Organic–inorganic hybrids were produced by chemical bonding of poly(methyl methacrylate) (PMMA) and bioglass using the silane coupling agent (3-trimethoxysilyl propyl methacrylate (MPMA)). The effects of MPMA : PMMA molar ratio and volume fraction of polymer solution on the characteristics of hybrids were assessed. ¹H, ¹³C and ²⁹Si solid state NMR analyses were used to investigate the structural features at molecular level to better understand the impact of coupling agent on the network structure of hybrids. Tⁿ peaks in ²⁹Si CPMAS NMR spectra were only observed for hybrids and not for physical mixtures, which confirmed the presence of Si–C covalent bonds and formation of class II hybrid. Compared to physical mixture, the number of Q⁴ species also showed a 20% reduction for the highly coupled hybrid containing 0.1 M ratio of MPMA : PMMA and 60 vol% polymer solution. These analyses elucidate the integration of PMMA chains into bioglass structure in nano-scale. Additionally, presence of peaks at 1030 cm⁻¹ (Si–O–Si) and 1110 cm⁻¹ (Si–O–C) in Fourier transform infrared (FTIR) spectra confirmed the formation of covalent bonds in hybrid components. These results showed molecular interaction between PMMA and silica and shed light on the enhancement of physical properties of hybrids.

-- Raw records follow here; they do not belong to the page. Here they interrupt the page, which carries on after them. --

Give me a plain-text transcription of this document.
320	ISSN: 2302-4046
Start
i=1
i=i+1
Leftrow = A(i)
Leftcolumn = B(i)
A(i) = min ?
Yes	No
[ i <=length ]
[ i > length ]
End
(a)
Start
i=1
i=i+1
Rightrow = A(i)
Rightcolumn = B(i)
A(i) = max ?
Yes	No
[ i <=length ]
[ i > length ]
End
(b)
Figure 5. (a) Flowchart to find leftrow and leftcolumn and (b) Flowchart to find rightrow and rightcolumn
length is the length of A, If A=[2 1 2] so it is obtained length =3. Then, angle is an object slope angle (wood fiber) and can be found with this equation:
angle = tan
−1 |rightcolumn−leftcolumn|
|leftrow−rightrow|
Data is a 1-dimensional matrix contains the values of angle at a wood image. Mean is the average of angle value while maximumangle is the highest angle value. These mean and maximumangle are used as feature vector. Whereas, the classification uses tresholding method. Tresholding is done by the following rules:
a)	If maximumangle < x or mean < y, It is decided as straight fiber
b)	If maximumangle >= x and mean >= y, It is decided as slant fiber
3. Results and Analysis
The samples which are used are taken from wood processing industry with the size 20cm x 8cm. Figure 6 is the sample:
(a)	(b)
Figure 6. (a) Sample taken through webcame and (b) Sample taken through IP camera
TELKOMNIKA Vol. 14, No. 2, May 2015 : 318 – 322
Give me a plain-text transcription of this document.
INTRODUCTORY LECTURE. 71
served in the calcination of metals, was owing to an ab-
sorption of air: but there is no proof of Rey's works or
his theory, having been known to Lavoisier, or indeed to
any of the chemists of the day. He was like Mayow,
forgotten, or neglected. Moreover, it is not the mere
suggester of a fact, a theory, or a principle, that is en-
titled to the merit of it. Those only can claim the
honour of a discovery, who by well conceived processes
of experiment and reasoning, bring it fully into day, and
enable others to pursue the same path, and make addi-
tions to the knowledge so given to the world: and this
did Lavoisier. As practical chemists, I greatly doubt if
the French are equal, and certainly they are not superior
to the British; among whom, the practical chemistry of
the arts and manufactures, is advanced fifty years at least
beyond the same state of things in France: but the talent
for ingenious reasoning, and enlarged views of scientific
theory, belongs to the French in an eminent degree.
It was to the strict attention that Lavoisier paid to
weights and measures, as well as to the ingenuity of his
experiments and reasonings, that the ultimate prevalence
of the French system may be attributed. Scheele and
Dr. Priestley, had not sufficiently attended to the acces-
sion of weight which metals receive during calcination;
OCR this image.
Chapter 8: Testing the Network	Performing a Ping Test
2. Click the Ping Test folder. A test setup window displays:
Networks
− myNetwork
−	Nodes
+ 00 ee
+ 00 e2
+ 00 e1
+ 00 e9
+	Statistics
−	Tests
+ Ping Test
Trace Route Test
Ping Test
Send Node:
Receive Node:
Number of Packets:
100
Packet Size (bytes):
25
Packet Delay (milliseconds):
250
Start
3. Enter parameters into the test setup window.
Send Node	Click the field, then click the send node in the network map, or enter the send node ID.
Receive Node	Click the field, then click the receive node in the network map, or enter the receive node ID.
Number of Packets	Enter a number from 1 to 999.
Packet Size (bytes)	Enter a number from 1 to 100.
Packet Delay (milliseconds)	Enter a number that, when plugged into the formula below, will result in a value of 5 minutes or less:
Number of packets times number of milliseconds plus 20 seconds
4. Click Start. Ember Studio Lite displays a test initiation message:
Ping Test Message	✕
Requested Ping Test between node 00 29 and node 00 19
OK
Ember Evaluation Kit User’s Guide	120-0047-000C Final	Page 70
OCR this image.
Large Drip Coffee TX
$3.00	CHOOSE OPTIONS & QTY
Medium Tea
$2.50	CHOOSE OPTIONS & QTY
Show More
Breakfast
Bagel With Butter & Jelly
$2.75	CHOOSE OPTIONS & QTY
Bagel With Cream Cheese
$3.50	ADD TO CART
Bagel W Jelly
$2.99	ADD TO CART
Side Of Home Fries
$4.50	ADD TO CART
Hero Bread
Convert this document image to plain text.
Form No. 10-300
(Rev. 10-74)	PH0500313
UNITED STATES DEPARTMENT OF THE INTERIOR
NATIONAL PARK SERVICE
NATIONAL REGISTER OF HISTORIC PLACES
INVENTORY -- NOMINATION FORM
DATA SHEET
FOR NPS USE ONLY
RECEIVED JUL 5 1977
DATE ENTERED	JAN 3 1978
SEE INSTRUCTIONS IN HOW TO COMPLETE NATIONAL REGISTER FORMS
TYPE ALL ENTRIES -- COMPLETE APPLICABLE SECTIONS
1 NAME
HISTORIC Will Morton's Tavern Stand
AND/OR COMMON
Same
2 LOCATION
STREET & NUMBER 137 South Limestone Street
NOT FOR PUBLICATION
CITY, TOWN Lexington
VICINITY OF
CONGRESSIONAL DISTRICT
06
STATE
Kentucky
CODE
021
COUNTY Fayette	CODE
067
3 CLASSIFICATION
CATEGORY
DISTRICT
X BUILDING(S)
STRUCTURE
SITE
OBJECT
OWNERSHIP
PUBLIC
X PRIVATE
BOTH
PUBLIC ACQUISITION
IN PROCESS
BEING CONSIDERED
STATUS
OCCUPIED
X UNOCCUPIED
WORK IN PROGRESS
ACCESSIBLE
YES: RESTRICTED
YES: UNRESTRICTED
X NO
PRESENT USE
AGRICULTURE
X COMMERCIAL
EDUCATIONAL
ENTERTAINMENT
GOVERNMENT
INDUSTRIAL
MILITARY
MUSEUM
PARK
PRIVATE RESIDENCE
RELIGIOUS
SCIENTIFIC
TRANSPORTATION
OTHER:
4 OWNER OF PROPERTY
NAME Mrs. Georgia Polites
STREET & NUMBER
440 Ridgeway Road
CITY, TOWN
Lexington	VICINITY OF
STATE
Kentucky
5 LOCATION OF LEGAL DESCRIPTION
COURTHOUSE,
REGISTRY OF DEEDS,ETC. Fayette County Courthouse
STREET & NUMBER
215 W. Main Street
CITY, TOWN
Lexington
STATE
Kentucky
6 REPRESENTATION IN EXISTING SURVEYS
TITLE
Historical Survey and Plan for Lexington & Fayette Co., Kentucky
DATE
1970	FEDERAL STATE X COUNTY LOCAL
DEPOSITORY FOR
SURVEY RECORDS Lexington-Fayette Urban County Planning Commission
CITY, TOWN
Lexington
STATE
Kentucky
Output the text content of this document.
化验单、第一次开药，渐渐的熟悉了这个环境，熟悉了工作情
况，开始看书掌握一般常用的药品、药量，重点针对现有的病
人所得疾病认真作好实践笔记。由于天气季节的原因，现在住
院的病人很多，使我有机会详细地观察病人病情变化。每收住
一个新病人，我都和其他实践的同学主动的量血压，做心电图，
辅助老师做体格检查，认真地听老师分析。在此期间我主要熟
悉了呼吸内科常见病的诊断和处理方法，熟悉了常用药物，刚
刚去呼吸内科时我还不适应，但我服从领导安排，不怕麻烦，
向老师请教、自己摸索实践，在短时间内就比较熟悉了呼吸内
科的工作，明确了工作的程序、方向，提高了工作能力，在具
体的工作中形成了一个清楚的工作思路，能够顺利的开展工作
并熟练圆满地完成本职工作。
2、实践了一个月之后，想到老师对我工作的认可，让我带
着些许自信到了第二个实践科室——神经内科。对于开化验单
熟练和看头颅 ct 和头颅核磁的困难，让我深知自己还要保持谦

For instance, thermal gravimetric analysis (TGA) of the hybrid showed significant enhancement in thermal resistivity as compared to the neat PMMA. The composition of PMMA–bioglass hybrids was tuned to provide fast gelation of ca. two hours yielding homogenous and transparent materials with unique thermal stability, functionality and broad applications, particularly as bone implants.